"Coffield and his colleagues and Mark Smith are not alone in their judgements. Demos, a UK think tank, published a report on learning styles prepared by a group chaired by David Hargreaves that included Usha Goswami from Cambridge University and David Wood from the University of Nottingham. The Demos report said that the evidence for learning styles was "highly variable", and that practitioners were "not by any means frank about the evidence for their work." [25]
Cautioning against interpreting neuropsychological research as supporting the applicability of learning style theory, John Geake, Professor of Education at the UK's Oxford Brookes University, and a research collaborator with Oxford University's Centre for Functional Magnetic Resonance Imaging of the Brain, commented that
We need to take extreme care when moving from the lab to the classroom. We do remember things visually and aurally, but information isn't defined by how it was received.[26]"

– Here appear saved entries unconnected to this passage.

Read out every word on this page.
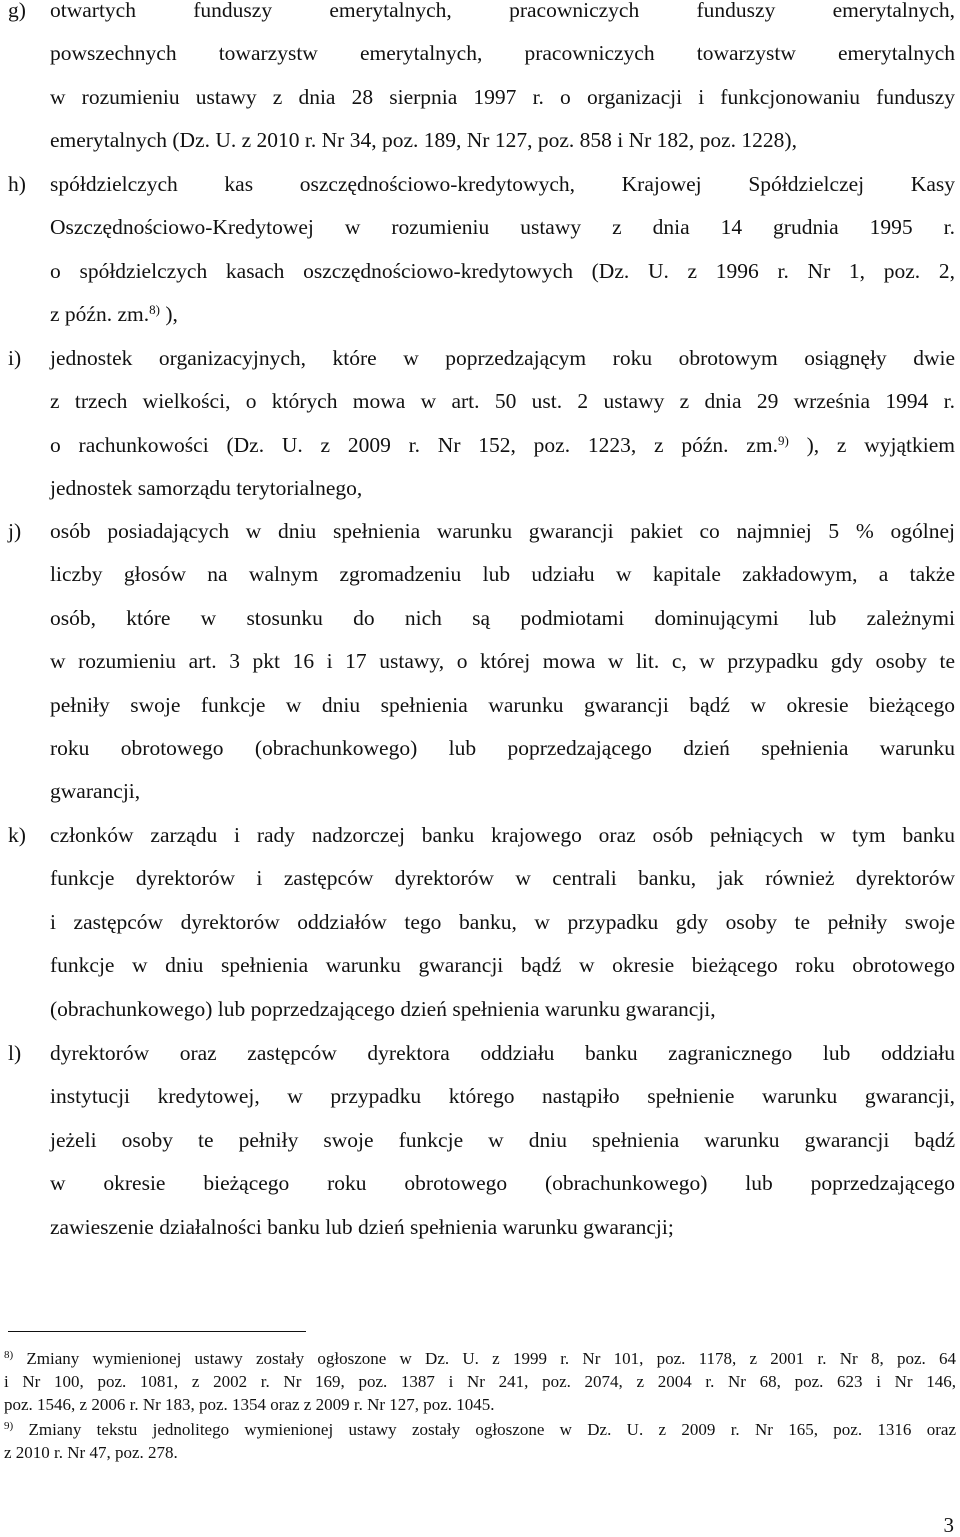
g) otwartych funduszy emerytalnych, pracowniczych funduszy emerytalnych,
powszechnych towarzystw emerytalnych, pracowniczych towarzystw emerytalnych
w rozumieniu ustawy z dnia 28 sierpnia 1997 r. o organizacji i funkcjonowaniu funduszy
emerytalnych (Dz. U. z 2010 r. Nr 34, poz. 189, Nr 127, poz. 858 i Nr 182, poz. 1228),
h) spółdzielczych kas oszczędnościowo-kredytowych, Krajowej Spółdzielczej Kasy
Oszczędnościowo-Kredytowej w rozumieniu ustawy z dnia 14 grudnia 1995 r.
o spółdzielczych kasach oszczędnościowo-kredytowych (Dz. U. z 1996 r. Nr 1, poz. 2,
z późn. zm.$^{8)}$ ),
i) jednostek organizacyjnych, które w poprzedzającym roku obrotowym osiągnęły dwie
z trzech wielkości, o których mowa w art. 50 ust. 2 ustawy z dnia 29 września 1994 r.
o rachunkowości (Dz. U. z 2009 r. Nr 152, poz. 1223, z późn. zm.$^{9)}$ ), z wyjątkiem
jednostek samorządu terytorialnego,
j) osób posiadających w dniu spełnienia warunku gwarancji pakiet co najmniej 5 % ogólnej
liczby głosów na walnym zgromadzeniu lub udziału w kapitale zakładowym, a także
osób, które w stosunku do nich są podmiotami dominującymi lub zależnymi
w rozumieniu art. 3 pkt 16 i 17 ustawy, o której mowa w lit. c, w przypadku gdy osoby te
pełniły swoje funkcje w dniu spełnienia warunku gwarancji bądź w okresie bieżącego
roku obrotowego (obrachunkowego) lub poprzedzającego dzień spełnienia warunku
gwarancji,
k) członków zarządu i rady nadzorczej banku krajowego oraz osób pełniących w tym banku
funkcje dyrektorów i zastępców dyrektorów w centrali banku, jak również dyrektorów
i zastępców dyrektorów oddziałów tego banku, w przypadku gdy osoby te pełniły swoje
funkcje w dniu spełnienia warunku gwarancji bądź w okresie bieżącego roku obrotowego
(obrachunkowego) lub poprzedzającego dzień spełnienia warunku gwarancji,
l) dyrektorów oraz zastępców dyrektora oddziału banku zagranicznego lub oddziału
instytucji kredytowej, w przypadku którego nastąpiło spełnienie warunku gwarancji,
jeżeli osoby te pełniły swoje funkcje w dniu spełnienia warunku gwarancji bądź
w okresie bieżącego roku obrotowego (obrachunkowego) lub poprzedzającego
zawieszenie działalności banku lub dzień spełnienia warunku gwarancji;
$^{8)}$ Zmiany wymienionej ustawy zostały ogłoszone w Dz. U. z 1999 r. Nr 101, poz. 1178, z 2001 r. Nr 8, poz. 64
i Nr 100, poz. 1081, z 2002 r. Nr 169, poz. 1387 i Nr 241, poz. 2074, z 2004 r. Nr 68, poz. 623 i Nr 146,
poz. 1546, z 2006 r. Nr 183, poz. 1354 oraz z 2009 r. Nr 127, poz. 1045.
$^{9)}$ Zmiany tekstu jednolitego wymienionej ustawy zostały ogłoszone w Dz. U. z 2009 r. Nr 165, poz. 1316 oraz
z 2010 r. Nr 47, poz. 278.
3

I was taught by Prof Geake for my MA in education, and he said basically what this wikipedia article says - that there is no evidence that there is any application at all for using learning styles in the classroom, in fact when you look at the evidence, in fact the oppposite is true. There is in fact loads of research discrediting learning styles, including VAK, but very little academic research in support apparrently (although I did do my MA a few years ago now!).

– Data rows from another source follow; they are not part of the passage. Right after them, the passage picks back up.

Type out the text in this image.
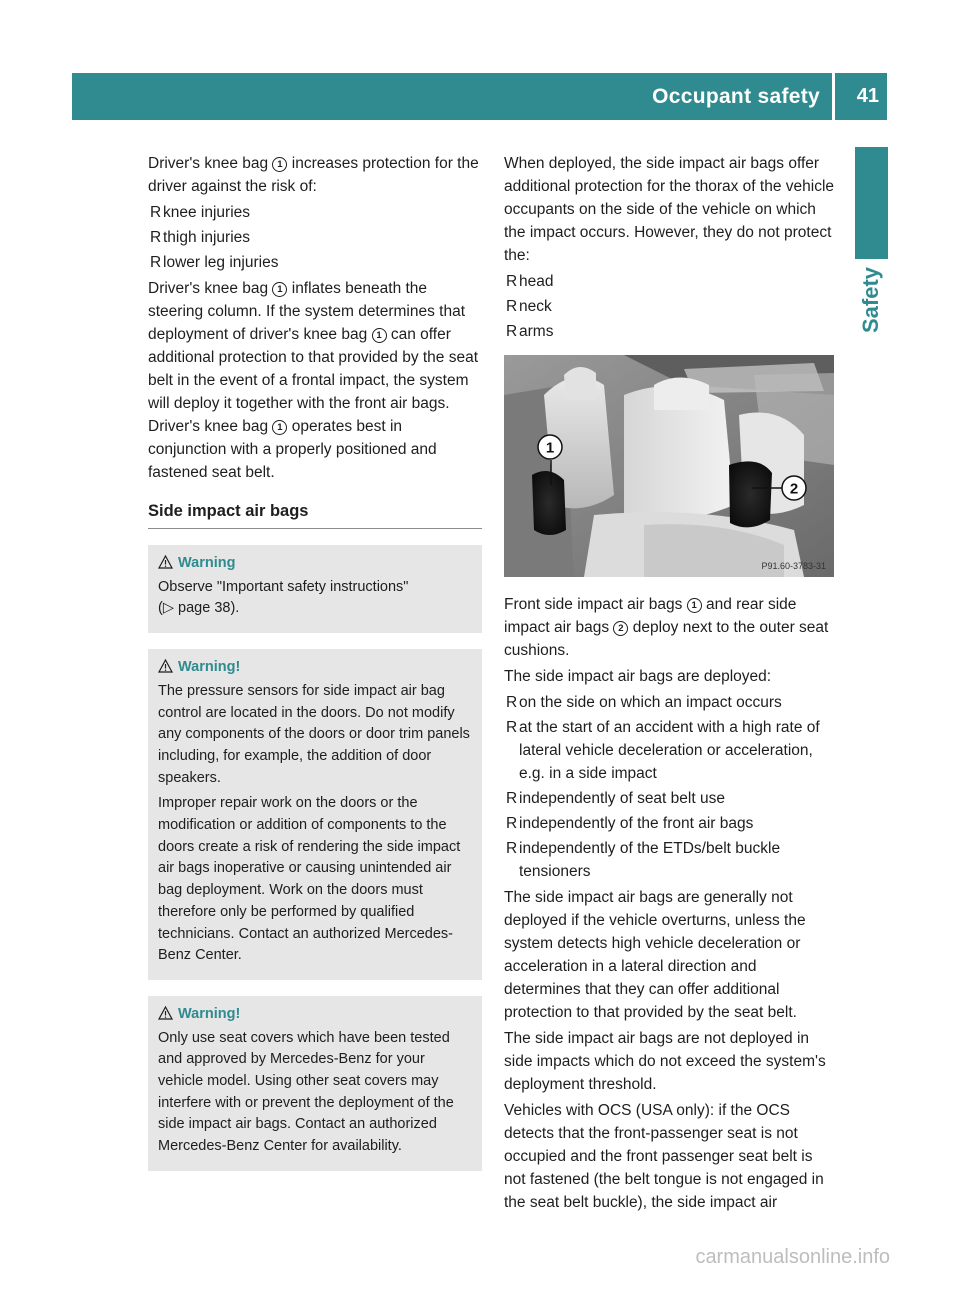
Occupant safety 41
Safety

Driver's knee bag 1 increases protection for the driver against the risk of:

R knee injuries
R thigh injuries
R lower leg injuries

Driver's knee bag 1 inflates beneath the steering column. If the system determines that deployment of driver's knee bag 1 can offer additional protection to that provided by the seat belt in the event of a frontal impact, the system will deploy it together with the front air bags. Driver's knee bag 1 operates best in conjunction with a properly positioned and fastened seat belt.

Side impact air bags
Warning

Observe "Important safety instructions"
(▷ page 38).

Warning!

The pressure sensors for side impact air bag control are located in the doors. Do not modify any components of the doors or door trim panels including, for example, the addition of door speakers.

Improper repair work on the doors or the modification or addition of components to the doors create a risk of rendering the side impact air bags inoperative or causing unintended air bag deployment. Work on the doors must therefore only be performed by qualified technicians. Contact an authorized Mercedes-Benz Center.

Warning!

Only use seat covers which have been tested and approved by Mercedes-Benz for your vehicle model. Using other seat covers may interfere with or prevent the deployment of the side impact air bags. Contact an authorized Mercedes-Benz Center for availability.

When deployed, the side impact air bags offer additional protection for the thorax of the vehicle occupants on the side of the vehicle on which the impact occurs. However, they do not protect the:

R head
R neck
R arms
1
2
P91.60-3783-31

Front side impact air bags 1 and rear side impact air bags 2 deploy next to the outer seat cushions.

The side impact air bags are deployed:

R on the side on which an impact occurs
R at the start of an accident with a high rate of lateral vehicle deceleration or acceleration, e.g. in a side impact
R independently of seat belt use
R independently of the front air bags
R independently of the ETDs/belt buckle tensioners

The side impact air bags are generally not deployed if the vehicle overturns, unless the system detects high vehicle deceleration or acceleration in a lateral direction and determines that they can offer additional protection to that provided by the seat belt.

The side impact air bags are not deployed in side impacts which do not exceed the system's deployment threshold.

Vehicles with OCS (USA only): if the OCS detects that the front-passenger seat is not occupied and the front passenger seat belt is not fastened (the belt tongue is not engaged in the seat belt buckle), the side impact air

carmanualsonline.info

That said, its not to say they are completely worthless, I think they help to remind me to keep my teaching varied and to mix the different types of activities up, so I try to teach using a range of learning styles - but I certainly don't match them to the students. After all, there are even some scholars who say that we should be teaching students in their least preferred learning style, so as to make them more rounded - the picture is far from clear!